Parágrafo único. Nos termos do § 2º, incisos I, II, III, IV e V, do art. 5º deste decreto, o resultado final será obtido pela seguinte fórmula: R = f1+f2+f3+f4+f5 / 5
Art. 8º Será exonerado o servidor público em estágio probatório a quem for atribuído dois conceitos de desempenho insatisfatório ou regular nas avaliações aplicadas.
Parágrafo único. Fica assegurado ao servidor de que trata este artigo o direito ao contraditório e a ampla defesa, nos termos da Constituição Federal.
Art. 9º O servidor será notificado do resultado final e poderá interpor recurso, nos termos em que dispõe a Lei Complementar nº 243, de 22 de agosto de 2013 e o presente Decreto.
§ 1º A notificação do servidor será feita pela Chefia Mediata ou Imediata por meio de vista ao formulário de avaliação.
§ 2º Na hipótese de recusa do servidor avaliado em tomar ciência de quaisquer das notificações, o fato será registrado pela Comissão Permanente de Avaliação de Desempenho Funcional, com assinatura de duas testemunhas devidamente identificadas.
CAPÍTULO III
DA COMISSÃO PERMANENTE DE AVALIAÇÃO DE DESEMPENHO FUNCIONAL
Art. 10. Cabe à Comissão Permanente de Avaliação de Desempenho Funcional, realizar também a Avaliação Especial de Desempenho Funcional, devendo:
I – acompanhar todo o processo de avaliação do estágio probatório ou nele intervir em qualquer fase;
II – prestar informações e esclarecimentos sempre que solicitado ou ocorrer divergência entre seus componentes;
III – requisitar peças de informação, documentos ou processos e entrevistar o servidor, seus colegas de trabalho, suas chefias ou os servidores por ela designados para a avaliação, sempre que necessário;
IV – emitir parecer conclusivo sobre a Avaliação Especial de Desempenho Funcional e referendar a proposta de confirmação no cargo ou de exoneração, a vista do relatório circunstanciado sobre a conduta e o desempenho do servidor.
CAPÍTULO IV
DA JUNTA PERMANENTE DE AVALIAÇÃO DE DESEMPENHO FUNCIONAL
Art. 11. A Junta Permanente de Avaliação de Desempenho Funcional, a que se refere o artigo 20 da Lei Complementar nº 243, de 22 de agosto de 2013, responderá também pelos recursos interpostos contra as Avaliações Especiais de Desempenho Funcional da Comissão Permanente de Avaliação de Desempenho Funcional, como previsto no artigo 12, § 1º e § 2º deste Decreto.

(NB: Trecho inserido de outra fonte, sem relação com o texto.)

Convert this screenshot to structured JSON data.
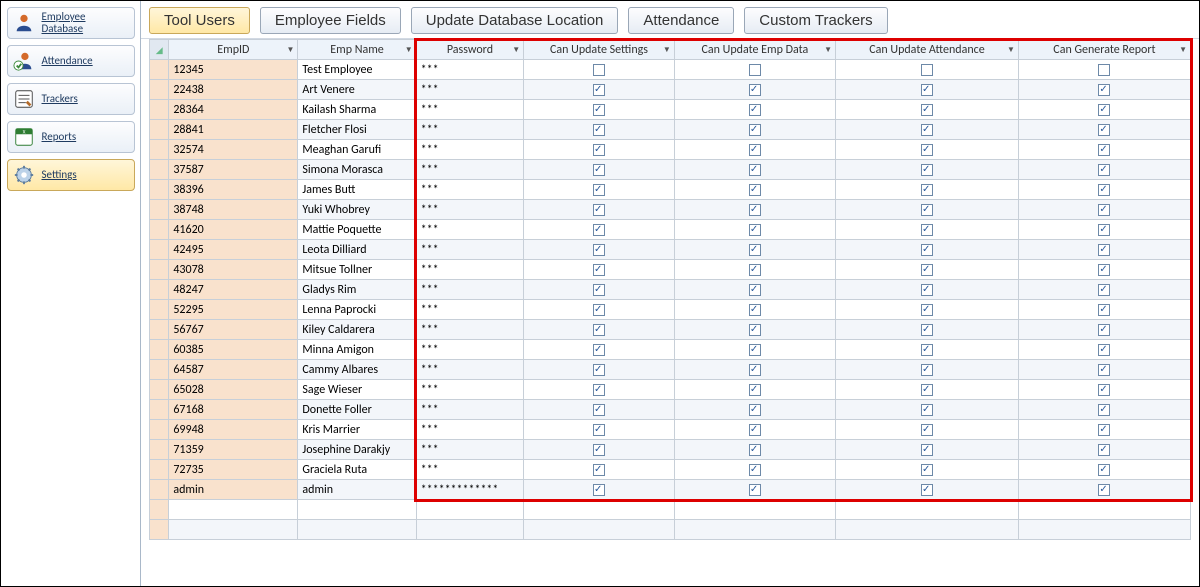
{
  "sidebar": {
    "items": [
      {
        "key": "employee-database",
        "label": "Employee Database"
      },
      {
        "key": "attendance",
        "label": "Attendance"
      },
      {
        "key": "trackers",
        "label": "Trackers"
      },
      {
        "key": "reports",
        "label": "Reports"
      },
      {
        "key": "settings",
        "label": "Settings"
      }
    ],
    "selected": "settings"
  },
  "toolbar": {
    "buttons": [
      {
        "key": "tool-users",
        "label": "Tool Users",
        "active": true
      },
      {
        "key": "employee-fields",
        "label": "Employee Fields",
        "active": false
      },
      {
        "key": "update-db-location",
        "label": "Update Database Location",
        "active": false
      },
      {
        "key": "attendance",
        "label": "Attendance",
        "active": false
      },
      {
        "key": "custom-trackers",
        "label": "Custom Trackers",
        "active": false
      }
    ]
  },
  "grid": {
    "columns": [
      {
        "key": "empid",
        "label": "EmpID"
      },
      {
        "key": "empname",
        "label": "Emp Name"
      },
      {
        "key": "password",
        "label": "Password"
      },
      {
        "key": "can_update_settings",
        "label": "Can Update Settings"
      },
      {
        "key": "can_update_emp_data",
        "label": "Can Update Emp Data"
      },
      {
        "key": "can_update_attendance",
        "label": "Can Update Attendance"
      },
      {
        "key": "can_generate_report",
        "label": "Can Generate Report"
      }
    ],
    "rows": [
      {
        "empid": "12345",
        "empname": "Test Employee",
        "password": "***",
        "can_update_settings": false,
        "can_update_emp_data": false,
        "can_update_attendance": false,
        "can_generate_report": false
      },
      {
        "empid": "22438",
        "empname": "Art Venere",
        "password": "***",
        "can_update_settings": true,
        "can_update_emp_data": true,
        "can_update_attendance": true,
        "can_generate_report": true
      },
      {
        "empid": "28364",
        "empname": "Kailash Sharma",
        "password": "***",
        "can_update_settings": true,
        "can_update_emp_data": true,
        "can_update_attendance": true,
        "can_generate_report": true
      },
      {
        "empid": "28841",
        "empname": "Fletcher Flosi",
        "password": "***",
        "can_update_settings": true,
        "can_update_emp_data": true,
        "can_update_attendance": true,
        "can_generate_report": true
      },
      {
        "empid": "32574",
        "empname": "Meaghan Garufi",
        "password": "***",
        "can_update_settings": true,
        "can_update_emp_data": true,
        "can_update_attendance": true,
        "can_generate_report": true
      },
      {
        "empid": "37587",
        "empname": "Simona Morasca",
        "password": "***",
        "can_update_settings": true,
        "can_update_emp_data": true,
        "can_update_attendance": true,
        "can_generate_report": true
      },
      {
        "empid": "38396",
        "empname": "James Butt",
        "password": "***",
        "can_update_settings": true,
        "can_update_emp_data": true,
        "can_update_attendance": true,
        "can_generate_report": true
      },
      {
        "empid": "38748",
        "empname": "Yuki Whobrey",
        "password": "***",
        "can_update_settings": true,
        "can_update_emp_data": true,
        "can_update_attendance": true,
        "can_generate_report": true
      },
      {
        "empid": "41620",
        "empname": "Mattie Poquette",
        "password": "***",
        "can_update_settings": true,
        "can_update_emp_data": true,
        "can_update_attendance": true,
        "can_generate_report": true
      },
      {
        "empid": "42495",
        "empname": "Leota Dilliard",
        "password": "***",
        "can_update_settings": true,
        "can_update_emp_data": true,
        "can_update_attendance": true,
        "can_generate_report": true
      },
      {
        "empid": "43078",
        "empname": "Mitsue Tollner",
        "password": "***",
        "can_update_settings": true,
        "can_update_emp_data": true,
        "can_update_attendance": true,
        "can_generate_report": true
      },
      {
        "empid": "48247",
        "empname": "Gladys Rim",
        "password": "***",
        "can_update_settings": true,
        "can_update_emp_data": true,
        "can_update_attendance": true,
        "can_generate_report": true
      },
      {
        "empid": "52295",
        "empname": "Lenna Paprocki",
        "password": "***",
        "can_update_settings": true,
        "can_update_emp_data": true,
        "can_update_attendance": true,
        "can_generate_report": true
      },
      {
        "empid": "56767",
        "empname": "Kiley Caldarera",
        "password": "***",
        "can_update_settings": true,
        "can_update_emp_data": true,
        "can_update_attendance": true,
        "can_generate_report": true
      },
      {
        "empid": "60385",
        "empname": "Minna Amigon",
        "password": "***",
        "can_update_settings": true,
        "can_update_emp_data": true,
        "can_update_attendance": true,
        "can_generate_report": true
      },
      {
        "empid": "64587",
        "empname": "Cammy Albares",
        "password": "***",
        "can_update_settings": true,
        "can_update_emp_data": true,
        "can_update_attendance": true,
        "can_generate_report": true
      },
      {
        "empid": "65028",
        "empname": "Sage Wieser",
        "password": "***",
        "can_update_settings": true,
        "can_update_emp_data": true,
        "can_update_attendance": true,
        "can_generate_report": true
      },
      {
        "empid": "67168",
        "empname": "Donette Foller",
        "password": "***",
        "can_update_settings": true,
        "can_update_emp_data": true,
        "can_update_attendance": true,
        "can_generate_report": true
      },
      {
        "empid": "69948",
        "empname": "Kris Marrier",
        "password": "***",
        "can_update_settings": true,
        "can_update_emp_data": true,
        "can_update_attendance": true,
        "can_generate_report": true
      },
      {
        "empid": "71359",
        "empname": "Josephine Darakjy",
        "password": "***",
        "can_update_settings": true,
        "can_update_emp_data": true,
        "can_update_attendance": true,
        "can_generate_report": true
      },
      {
        "empid": "72735",
        "empname": "Graciela Ruta",
        "password": "***",
        "can_update_settings": true,
        "can_update_emp_data": true,
        "can_update_attendance": true,
        "can_generate_report": true
      },
      {
        "empid": "admin",
        "empname": "admin",
        "password": "*************",
        "can_update_settings": true,
        "can_update_emp_data": true,
        "can_update_attendance": true,
        "can_generate_report": true
      }
    ]
  }
}
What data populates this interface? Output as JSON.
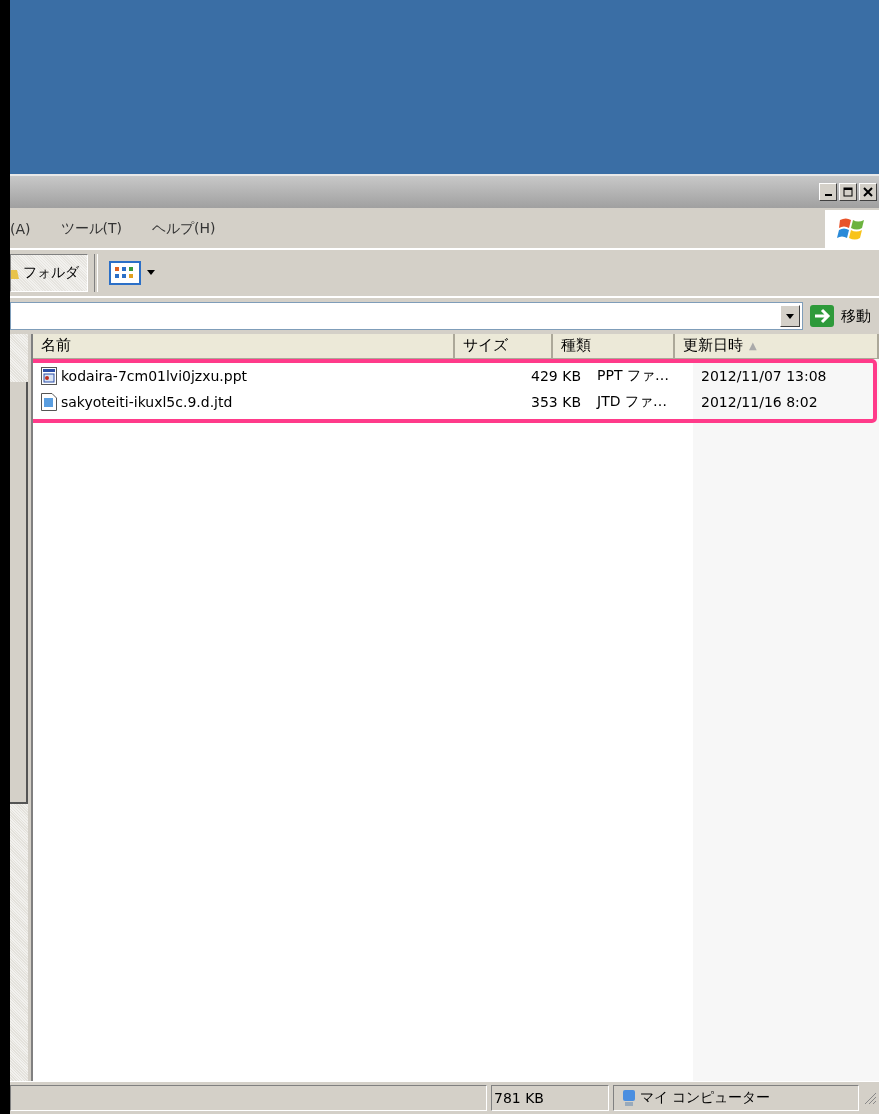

Art. 12. Após a notificação do servidor quanto ao conceito a ele atribuído, poderá interpor pedido de reconsideração à Comissão Permanente de Desempenho Funcional, e contra a decisão relativa ao pedido de reconsideração interpor recurso à Junta Permanente de Avaliação de Desempenho Funcional, nos termos do artigo 22, da Lei Complementar nº 243, de 22 de agosto de 2013.
§ 1º Os prazos para interposição do pedido de reconsideração e para recurso iniciar-se-ão no primeiro dia útil após a notificação do servidor sobre o conceito que lhe foi atribuído.
§ 2º Suspende-se o curso do prazo processual nos dias compreendidos entre 20 de dezembro e 20 de janeiro.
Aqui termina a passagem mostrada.